The author of the Thai Visa post is absolutely right on this - anything
which helps farangs to understand local issues and their possible
consequences is essential reading. Regular updates on the tourist
industry, immigration and economic issues will be forthcoming in future,
as will more detailed advance notifications of diverse events of
interest. Various economic issues, mostly linked to agriculture and the
increase in food prices, have, in fact, been “forthcoming” frequently in
the not-too distant past! Pollution issues have also been very well
covered. On the lighter side, the comment about occasional “idle
chatter” on the Femail page seems a little harsh - we women enjoy “idle
chatter” from time to time, and don’t have problems focusing on both
serious and trivial issues! Note to the post’s author - sadly, I am
unable to trace Edna! Maybe she’ll reappear some day…

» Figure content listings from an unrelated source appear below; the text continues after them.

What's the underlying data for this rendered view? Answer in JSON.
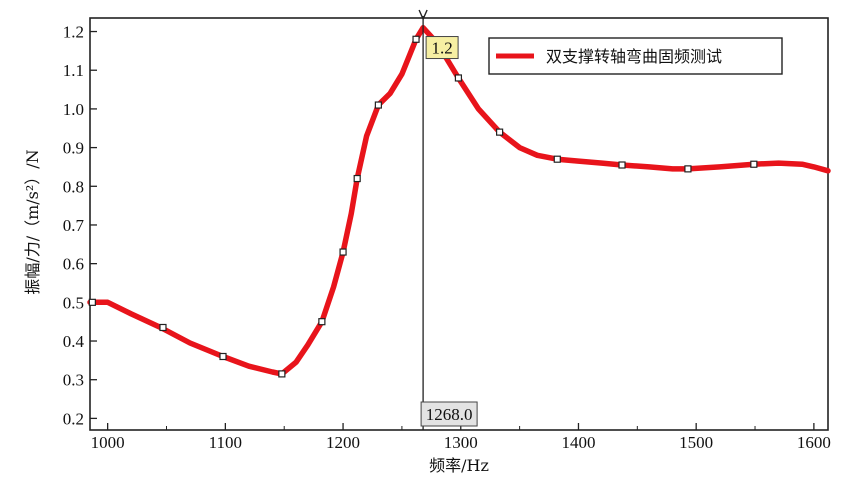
{
  "chart_data": {
    "type": "line",
    "xlabel": "频率/Hz",
    "ylabel": "振幅/力/（m/s²）/N",
    "xlim": [
      985,
      1612
    ],
    "ylim": [
      0.17,
      1.235
    ],
    "x_ticks": [
      1000,
      1100,
      1200,
      1300,
      1400,
      1500,
      1600
    ],
    "x_tick_labels": [
      "1000",
      "1100",
      "1200",
      "1300",
      "1400",
      "1500",
      "1600"
    ],
    "y_ticks": [
      0.2,
      0.3,
      0.4,
      0.5,
      0.6,
      0.7,
      0.8,
      0.9,
      1.0,
      1.1,
      1.2
    ],
    "y_tick_labels": [
      "0.2",
      "0.3",
      "0.4",
      "0.5",
      "0.6",
      "0.7",
      "0.8",
      "0.9",
      "1.0",
      "1.1",
      "1.2"
    ],
    "legend_position": "top-right",
    "series": [
      {
        "name": "双支撑转轴弯曲固频测试",
        "color": "#e8141b",
        "x": [
          985,
          1000,
          1020,
          1045,
          1070,
          1098,
          1120,
          1140,
          1148,
          1160,
          1170,
          1182,
          1192,
          1200,
          1207,
          1212,
          1220,
          1230,
          1240,
          1250,
          1262,
          1268,
          1280,
          1298,
          1315,
          1333,
          1350,
          1365,
          1382,
          1400,
          1420,
          1437,
          1460,
          1480,
          1493,
          1520,
          1549,
          1570,
          1590,
          1600,
          1612
        ],
        "y": [
          0.5,
          0.5,
          0.47,
          0.435,
          0.395,
          0.36,
          0.335,
          0.32,
          0.315,
          0.345,
          0.39,
          0.45,
          0.54,
          0.63,
          0.73,
          0.82,
          0.93,
          1.01,
          1.04,
          1.09,
          1.18,
          1.21,
          1.17,
          1.08,
          1.0,
          0.94,
          0.9,
          0.88,
          0.87,
          0.865,
          0.86,
          0.855,
          0.85,
          0.845,
          0.845,
          0.85,
          0.857,
          0.86,
          0.857,
          0.85,
          0.84
        ]
      }
    ],
    "markers": {
      "x": [
        987,
        1047,
        1098,
        1148,
        1182,
        1200,
        1212,
        1230,
        1262,
        1298,
        1333,
        1382,
        1437,
        1493,
        1549
      ],
      "y": [
        0.5,
        0.435,
        0.36,
        0.315,
        0.45,
        0.63,
        0.82,
        1.01,
        1.18,
        1.08,
        0.94,
        0.87,
        0.855,
        0.845,
        0.857
      ]
    },
    "cursor": {
      "x": 1268.0,
      "y": 1.2,
      "x_label": "1268.0",
      "y_label": "1.2"
    }
  }
}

The Thai Visa post which prompted this text mentions “last year” several
times - I hope its author also noticed that the paper’s moved on from
there, albeit slowly. As regards “cut and paste” articles, serious
reporting and “filling” the paper, I would like to invite said author to
submit a letter to Mailbag stressing these points! And, to any readers
who want to submit their views as well - bring ‘em on, I’d love to hear
from you. Our vision for the Chiang Mai Mail is for it to inform,
entertain and support its readers and for it to become the valid
representative and voice of the expat community. I can’t stress too
strongly that, for us to achieve this goal, we need your input.